Last week Saud Faisal, the Saudi foreign minister, expressed his displeasure with the administration's passive approach to the Arab-Israeli conflict. But American officials could legitimately use his words -- it is enough to drive a "sane man mad" -- to describe our reaction to behavior by the Saudis and others that makes peace far more difficult to achieve. No longer can we tolerate public postures on the part of our Arab friends that help create a climate that justifies terror against Israel. No longer can we ignore media that are not free except when it comes to glorifying suicide bombers. No longer can we afford to remain silent when the mainstream Egyptian media spread calumnies such as the allegation that the Mossad was responsible for the Sept. 11 attacks.
Perpetuating mythologies that demonize is hardly a sign of someone committed to peace. It has to stop. If it does not, we have no chance of success in peacemaking efforts, much less in combating terror. For our Arab friends, who are so eager for us to resume a more activist approach to peacemaking, it is time to stop disseminating myths and start telling the truth about what is necessary for peace.
Neither side will get everything it wants. Each will have to compromise. Each has legitimate needs that must be reconciled. And each has a responsibility to prepare its public for peace. Indeed, leveling with the publics -- something that Chairman Yasser Arafat of the Palestinian Authority has always resisted -- is essential at this point. No one in the Arab world has to give up the cause of Palestine, but all must be responsible in pursuing it. Helping the Palestinians does not require mindless support of every Palestinian position, particularly in circumstances such as those that occurred last year, when there was clearly an opportunity to end the conflict and Arafat could not seize it.

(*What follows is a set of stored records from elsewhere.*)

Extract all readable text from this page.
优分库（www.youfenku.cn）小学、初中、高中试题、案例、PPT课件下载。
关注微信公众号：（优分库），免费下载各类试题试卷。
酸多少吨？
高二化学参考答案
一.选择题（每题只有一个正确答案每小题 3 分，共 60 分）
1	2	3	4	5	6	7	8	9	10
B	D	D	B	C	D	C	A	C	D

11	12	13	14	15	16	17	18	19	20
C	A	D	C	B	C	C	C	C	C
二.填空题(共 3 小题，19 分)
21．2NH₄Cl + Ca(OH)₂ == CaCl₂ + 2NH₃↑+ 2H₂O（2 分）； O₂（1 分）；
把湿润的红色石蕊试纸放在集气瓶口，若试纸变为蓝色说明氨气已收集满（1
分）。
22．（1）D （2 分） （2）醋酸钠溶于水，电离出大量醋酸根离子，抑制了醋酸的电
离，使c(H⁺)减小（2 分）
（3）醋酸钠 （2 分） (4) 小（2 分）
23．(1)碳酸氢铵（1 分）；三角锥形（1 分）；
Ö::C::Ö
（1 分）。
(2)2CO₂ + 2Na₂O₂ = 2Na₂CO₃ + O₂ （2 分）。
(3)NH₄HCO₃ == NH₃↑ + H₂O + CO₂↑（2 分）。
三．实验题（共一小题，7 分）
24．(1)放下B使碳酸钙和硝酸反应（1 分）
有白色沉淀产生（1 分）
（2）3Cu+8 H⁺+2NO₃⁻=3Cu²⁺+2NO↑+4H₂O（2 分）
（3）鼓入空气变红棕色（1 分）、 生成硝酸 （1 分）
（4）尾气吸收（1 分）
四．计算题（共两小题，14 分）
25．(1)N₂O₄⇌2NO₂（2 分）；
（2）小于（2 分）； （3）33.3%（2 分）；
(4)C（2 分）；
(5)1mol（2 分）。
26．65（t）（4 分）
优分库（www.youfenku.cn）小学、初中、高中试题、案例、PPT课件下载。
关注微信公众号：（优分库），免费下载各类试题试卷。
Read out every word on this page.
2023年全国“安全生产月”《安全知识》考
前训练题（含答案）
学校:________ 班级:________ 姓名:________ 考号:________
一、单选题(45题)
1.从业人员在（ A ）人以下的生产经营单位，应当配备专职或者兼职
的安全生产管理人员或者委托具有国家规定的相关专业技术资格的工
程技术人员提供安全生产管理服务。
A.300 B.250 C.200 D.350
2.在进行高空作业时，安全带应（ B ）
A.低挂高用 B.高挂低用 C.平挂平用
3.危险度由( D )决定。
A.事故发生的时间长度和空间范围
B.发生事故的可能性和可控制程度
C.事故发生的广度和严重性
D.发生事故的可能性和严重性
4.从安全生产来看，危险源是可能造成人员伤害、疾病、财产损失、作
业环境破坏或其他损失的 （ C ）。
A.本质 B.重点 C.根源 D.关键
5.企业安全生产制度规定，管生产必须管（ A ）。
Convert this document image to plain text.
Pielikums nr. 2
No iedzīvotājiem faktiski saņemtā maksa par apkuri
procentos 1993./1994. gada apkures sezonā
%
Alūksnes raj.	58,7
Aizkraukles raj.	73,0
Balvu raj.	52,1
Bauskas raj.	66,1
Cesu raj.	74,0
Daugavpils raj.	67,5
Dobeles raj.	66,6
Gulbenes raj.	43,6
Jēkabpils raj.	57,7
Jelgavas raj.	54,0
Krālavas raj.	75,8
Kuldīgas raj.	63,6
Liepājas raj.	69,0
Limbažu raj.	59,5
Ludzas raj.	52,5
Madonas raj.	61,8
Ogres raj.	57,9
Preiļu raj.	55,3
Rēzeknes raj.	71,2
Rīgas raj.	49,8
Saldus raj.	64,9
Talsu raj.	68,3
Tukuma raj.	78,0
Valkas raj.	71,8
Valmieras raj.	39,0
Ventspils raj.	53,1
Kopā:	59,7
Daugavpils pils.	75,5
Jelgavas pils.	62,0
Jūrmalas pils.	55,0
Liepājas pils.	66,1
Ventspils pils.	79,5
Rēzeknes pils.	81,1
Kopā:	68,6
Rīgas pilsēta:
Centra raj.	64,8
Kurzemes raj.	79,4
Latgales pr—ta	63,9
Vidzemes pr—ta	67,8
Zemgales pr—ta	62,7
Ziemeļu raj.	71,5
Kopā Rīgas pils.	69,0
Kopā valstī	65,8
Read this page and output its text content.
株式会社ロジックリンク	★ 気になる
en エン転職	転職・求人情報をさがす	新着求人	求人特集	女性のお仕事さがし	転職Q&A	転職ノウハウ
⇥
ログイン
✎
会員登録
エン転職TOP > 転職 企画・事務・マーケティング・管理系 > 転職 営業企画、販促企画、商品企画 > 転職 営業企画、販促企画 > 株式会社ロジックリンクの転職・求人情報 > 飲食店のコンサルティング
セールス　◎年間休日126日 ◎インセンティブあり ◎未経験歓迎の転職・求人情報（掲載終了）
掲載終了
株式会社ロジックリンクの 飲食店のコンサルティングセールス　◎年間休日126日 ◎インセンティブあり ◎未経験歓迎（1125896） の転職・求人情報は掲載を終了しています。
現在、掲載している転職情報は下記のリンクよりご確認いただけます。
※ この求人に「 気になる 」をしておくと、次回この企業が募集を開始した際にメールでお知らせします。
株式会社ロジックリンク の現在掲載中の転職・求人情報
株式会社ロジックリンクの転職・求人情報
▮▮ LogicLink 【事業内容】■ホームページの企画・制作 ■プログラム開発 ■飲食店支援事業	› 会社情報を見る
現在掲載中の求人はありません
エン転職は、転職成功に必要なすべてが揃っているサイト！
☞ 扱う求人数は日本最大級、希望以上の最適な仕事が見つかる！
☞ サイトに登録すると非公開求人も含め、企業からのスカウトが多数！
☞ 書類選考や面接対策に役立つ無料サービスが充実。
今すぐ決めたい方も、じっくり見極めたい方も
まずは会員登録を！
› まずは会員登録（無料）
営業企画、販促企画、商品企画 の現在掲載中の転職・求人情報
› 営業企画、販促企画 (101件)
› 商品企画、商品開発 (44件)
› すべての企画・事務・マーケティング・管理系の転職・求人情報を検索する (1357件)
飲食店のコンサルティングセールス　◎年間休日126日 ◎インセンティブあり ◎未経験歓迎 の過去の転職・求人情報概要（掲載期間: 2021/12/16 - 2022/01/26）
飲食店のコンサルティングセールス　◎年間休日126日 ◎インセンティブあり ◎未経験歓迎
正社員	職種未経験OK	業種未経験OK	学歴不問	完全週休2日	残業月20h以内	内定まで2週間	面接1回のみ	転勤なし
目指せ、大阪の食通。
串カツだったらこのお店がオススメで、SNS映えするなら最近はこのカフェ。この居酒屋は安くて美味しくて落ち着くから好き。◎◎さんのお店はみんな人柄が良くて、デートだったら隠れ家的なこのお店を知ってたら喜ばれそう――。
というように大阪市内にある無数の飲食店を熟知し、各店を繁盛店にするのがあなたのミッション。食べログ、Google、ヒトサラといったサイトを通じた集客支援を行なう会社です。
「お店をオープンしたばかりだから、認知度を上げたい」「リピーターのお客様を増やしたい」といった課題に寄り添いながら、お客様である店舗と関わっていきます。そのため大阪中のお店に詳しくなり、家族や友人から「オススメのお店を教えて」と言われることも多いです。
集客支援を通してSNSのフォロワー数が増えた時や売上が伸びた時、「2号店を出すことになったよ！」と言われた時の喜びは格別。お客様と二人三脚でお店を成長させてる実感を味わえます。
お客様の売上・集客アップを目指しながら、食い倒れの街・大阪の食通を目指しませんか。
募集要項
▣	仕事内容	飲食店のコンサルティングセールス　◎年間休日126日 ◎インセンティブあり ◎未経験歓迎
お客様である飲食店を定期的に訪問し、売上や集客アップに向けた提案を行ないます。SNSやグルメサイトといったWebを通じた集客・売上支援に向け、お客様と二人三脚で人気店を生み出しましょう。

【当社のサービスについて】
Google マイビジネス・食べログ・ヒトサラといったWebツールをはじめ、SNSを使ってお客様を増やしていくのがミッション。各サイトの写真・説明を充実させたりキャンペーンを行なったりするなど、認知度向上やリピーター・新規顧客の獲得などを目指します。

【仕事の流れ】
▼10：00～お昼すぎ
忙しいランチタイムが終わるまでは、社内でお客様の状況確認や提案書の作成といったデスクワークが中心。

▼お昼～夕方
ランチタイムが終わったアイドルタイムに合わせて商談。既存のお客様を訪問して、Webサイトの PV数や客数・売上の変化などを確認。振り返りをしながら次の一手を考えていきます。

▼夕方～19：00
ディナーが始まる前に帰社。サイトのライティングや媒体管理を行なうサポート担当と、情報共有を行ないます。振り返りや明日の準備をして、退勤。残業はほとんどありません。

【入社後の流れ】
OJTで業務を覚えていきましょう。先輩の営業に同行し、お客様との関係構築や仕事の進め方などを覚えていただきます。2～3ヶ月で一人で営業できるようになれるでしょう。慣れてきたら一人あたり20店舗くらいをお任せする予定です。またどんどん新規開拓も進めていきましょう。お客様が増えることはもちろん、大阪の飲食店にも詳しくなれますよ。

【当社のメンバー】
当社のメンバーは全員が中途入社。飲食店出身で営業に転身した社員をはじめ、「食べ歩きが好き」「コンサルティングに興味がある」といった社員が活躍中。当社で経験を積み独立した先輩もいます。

That opportunity is now gone; violence destroyed it, along with far too many Palestinian and Israeli lives. Now we must reestablish faith in peaceful coexistence before we can go on to focus on solutions to the conflict. Truth-telling is the first critical step in that direction. Truth-telling, so long denied in the Arab world, would beget truth-telling in Israel. Powell's speech may provide more than just a "moment" if it becomes the basis for truth-telling in the Middle East.